Q - How many takes were involved in "Rock Your Baby"?
A - One take. They did the track, I sang it, that was it. At the end, when I finished it, Rick said, "George, at the end when you get to Aah three times, on the last one time I'm gonna punch in just hold it. I said okay and he punched in. That's what I did and that was it.
Q - What was the follow-up to "Rock Your Baby"?
A - The follow-up was "I Can't Leave You Alone" on the first album. Then it was a few songs after "I Can't Leave You Alone", "Baby, Baby, Sweet Baby" and "You Can Have It All" and "I Get Lifted". "I Get Lifted", from that album, was still the most simple Hip-Hop song out there. That song "Rock Your Baby" took me all over the world. I was the first one to play among an integrated audience in South Africa back then. There was no problem. It was packed. Everybody mixed together, not divided. Everybody was sitting right next to each other. First come, first served. It was unbelievable.

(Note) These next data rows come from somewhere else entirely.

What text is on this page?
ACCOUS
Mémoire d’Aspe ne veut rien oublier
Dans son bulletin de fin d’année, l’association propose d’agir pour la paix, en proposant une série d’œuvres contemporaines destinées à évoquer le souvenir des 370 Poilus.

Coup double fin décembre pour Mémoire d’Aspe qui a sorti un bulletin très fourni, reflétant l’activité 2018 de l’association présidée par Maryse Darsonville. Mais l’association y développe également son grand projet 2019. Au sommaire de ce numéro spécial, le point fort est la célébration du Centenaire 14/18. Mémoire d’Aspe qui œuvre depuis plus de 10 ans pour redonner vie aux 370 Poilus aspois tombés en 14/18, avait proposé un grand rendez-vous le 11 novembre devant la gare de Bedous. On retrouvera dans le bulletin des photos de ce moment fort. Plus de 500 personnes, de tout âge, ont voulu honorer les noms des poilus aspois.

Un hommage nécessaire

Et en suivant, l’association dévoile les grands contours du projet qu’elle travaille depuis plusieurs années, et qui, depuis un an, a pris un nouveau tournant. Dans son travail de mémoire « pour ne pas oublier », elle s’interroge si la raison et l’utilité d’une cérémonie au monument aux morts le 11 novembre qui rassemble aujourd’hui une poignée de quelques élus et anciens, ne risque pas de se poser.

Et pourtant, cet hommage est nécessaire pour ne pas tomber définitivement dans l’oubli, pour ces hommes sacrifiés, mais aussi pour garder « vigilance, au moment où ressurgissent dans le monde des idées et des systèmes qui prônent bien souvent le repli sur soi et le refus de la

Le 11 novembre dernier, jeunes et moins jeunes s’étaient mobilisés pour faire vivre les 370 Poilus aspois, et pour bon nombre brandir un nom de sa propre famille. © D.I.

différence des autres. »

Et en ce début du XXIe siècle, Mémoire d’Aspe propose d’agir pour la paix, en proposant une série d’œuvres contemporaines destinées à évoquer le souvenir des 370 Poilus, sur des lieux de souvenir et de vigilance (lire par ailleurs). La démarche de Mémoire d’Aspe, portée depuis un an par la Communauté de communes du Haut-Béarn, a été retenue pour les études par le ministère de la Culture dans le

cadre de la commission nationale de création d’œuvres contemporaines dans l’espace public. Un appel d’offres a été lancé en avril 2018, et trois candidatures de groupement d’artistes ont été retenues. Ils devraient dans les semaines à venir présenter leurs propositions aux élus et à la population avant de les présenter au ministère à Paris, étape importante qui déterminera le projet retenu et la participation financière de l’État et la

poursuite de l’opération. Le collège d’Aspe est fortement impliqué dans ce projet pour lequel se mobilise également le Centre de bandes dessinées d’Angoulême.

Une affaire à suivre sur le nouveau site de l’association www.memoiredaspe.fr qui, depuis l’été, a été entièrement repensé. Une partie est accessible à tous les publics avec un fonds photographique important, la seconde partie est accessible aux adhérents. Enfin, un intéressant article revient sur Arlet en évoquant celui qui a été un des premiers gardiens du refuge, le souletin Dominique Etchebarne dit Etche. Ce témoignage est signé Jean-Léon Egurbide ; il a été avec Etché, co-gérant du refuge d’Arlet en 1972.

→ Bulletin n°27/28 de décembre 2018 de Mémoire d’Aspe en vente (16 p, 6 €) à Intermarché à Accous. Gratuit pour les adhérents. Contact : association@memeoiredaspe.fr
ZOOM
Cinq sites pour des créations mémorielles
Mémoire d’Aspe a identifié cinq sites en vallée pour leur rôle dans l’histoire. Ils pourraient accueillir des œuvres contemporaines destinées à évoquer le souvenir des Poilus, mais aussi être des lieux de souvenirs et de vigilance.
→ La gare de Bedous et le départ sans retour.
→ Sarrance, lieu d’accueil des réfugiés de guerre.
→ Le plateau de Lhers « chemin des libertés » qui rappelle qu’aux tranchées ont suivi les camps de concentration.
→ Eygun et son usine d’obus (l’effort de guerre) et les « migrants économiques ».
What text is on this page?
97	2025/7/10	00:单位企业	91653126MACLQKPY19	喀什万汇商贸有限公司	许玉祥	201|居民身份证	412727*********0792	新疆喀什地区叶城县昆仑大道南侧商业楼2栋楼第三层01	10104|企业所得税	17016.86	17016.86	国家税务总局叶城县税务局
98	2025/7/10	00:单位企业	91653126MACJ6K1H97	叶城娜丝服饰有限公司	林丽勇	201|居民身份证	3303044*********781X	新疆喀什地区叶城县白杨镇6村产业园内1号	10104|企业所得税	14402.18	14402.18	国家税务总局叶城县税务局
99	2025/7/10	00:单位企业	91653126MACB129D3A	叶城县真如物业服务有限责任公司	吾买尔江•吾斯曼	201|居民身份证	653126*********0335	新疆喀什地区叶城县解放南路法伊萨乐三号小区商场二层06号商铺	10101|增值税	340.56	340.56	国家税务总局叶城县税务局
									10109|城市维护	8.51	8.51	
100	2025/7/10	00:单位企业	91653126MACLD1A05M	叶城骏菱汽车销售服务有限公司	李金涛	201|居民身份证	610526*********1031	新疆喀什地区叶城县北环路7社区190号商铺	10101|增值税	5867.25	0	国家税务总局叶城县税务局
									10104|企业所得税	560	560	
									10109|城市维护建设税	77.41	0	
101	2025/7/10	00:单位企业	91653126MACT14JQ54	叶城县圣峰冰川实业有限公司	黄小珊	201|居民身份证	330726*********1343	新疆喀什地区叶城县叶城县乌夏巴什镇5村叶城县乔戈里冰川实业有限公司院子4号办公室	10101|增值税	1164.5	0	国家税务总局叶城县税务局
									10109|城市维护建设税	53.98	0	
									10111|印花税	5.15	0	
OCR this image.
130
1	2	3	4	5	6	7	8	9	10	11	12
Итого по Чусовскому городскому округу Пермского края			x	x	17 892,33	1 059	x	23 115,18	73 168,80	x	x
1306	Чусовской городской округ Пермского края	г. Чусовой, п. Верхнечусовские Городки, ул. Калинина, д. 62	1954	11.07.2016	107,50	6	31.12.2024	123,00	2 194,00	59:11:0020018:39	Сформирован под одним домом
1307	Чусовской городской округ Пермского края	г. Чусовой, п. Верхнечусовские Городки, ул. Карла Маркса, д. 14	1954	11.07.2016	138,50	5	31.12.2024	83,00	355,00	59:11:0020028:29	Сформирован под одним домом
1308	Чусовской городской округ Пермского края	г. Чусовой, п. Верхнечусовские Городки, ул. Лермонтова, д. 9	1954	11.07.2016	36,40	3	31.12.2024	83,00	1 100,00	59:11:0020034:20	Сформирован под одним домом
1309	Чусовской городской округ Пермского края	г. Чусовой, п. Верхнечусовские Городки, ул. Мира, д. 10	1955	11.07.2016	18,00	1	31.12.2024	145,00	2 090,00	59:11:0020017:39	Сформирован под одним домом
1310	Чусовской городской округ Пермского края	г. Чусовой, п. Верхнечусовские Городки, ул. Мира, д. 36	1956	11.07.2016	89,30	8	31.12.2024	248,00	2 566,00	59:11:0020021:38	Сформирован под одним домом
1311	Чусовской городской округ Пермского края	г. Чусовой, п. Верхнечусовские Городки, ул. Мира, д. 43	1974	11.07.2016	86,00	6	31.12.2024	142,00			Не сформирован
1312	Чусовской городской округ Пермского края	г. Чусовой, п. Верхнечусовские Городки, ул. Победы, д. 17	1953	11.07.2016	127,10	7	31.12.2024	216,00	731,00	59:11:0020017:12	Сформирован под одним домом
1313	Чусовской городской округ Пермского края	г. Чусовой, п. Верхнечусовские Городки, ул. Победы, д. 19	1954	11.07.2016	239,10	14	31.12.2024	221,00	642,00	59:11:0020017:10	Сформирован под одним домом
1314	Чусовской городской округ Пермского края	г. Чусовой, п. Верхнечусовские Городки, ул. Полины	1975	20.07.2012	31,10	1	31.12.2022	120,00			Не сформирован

Q - Back in the 1970s it was common place to pair different styles of musical acts on the same bill. So, who did you perform with, besides James Brown?
A - Bo Diddley, Chuck Berry, Tavares, Chi-Lites, Patti LaBelle, Bonnie Pointer of The Pointer Sisters. There were so many artists.
Q - But, you were never paired with say a Hard Rock group, were you?
A - In Germany, yes. I was on a show with Steppenwolf.
Q - How did you go over with that audience?
A - Great! "Rock Your Baby" was like the National Anthem for everybody. It's a song that stands out on its own. Gene Simmons was in the studio and he gave me a compliment about "Rock Your Baby". "Rock Your Baby" inspired him to write one of his songs. It also inspired ABBA to write one of their hit songs. It's unbelievable.
Q - Did you ever meet John Lennon?
A - No. I met Mick Jagger. I met Bill Wyman.
Q - Where will you perform when you hit the road with your newest CD?
A - I don't know yet. I haven't planned anything actually. Let's see when it's released how we want to put the band together and where we want to go with the promotion. I could be in front of fifty people one night and the next night in front of fifty thousand people.
Q - That keeps you on your toes.
A - Yeah. That's how it it. So, I'm very versatile. It doesn't bother me at all. Where my fans are, I'll be there.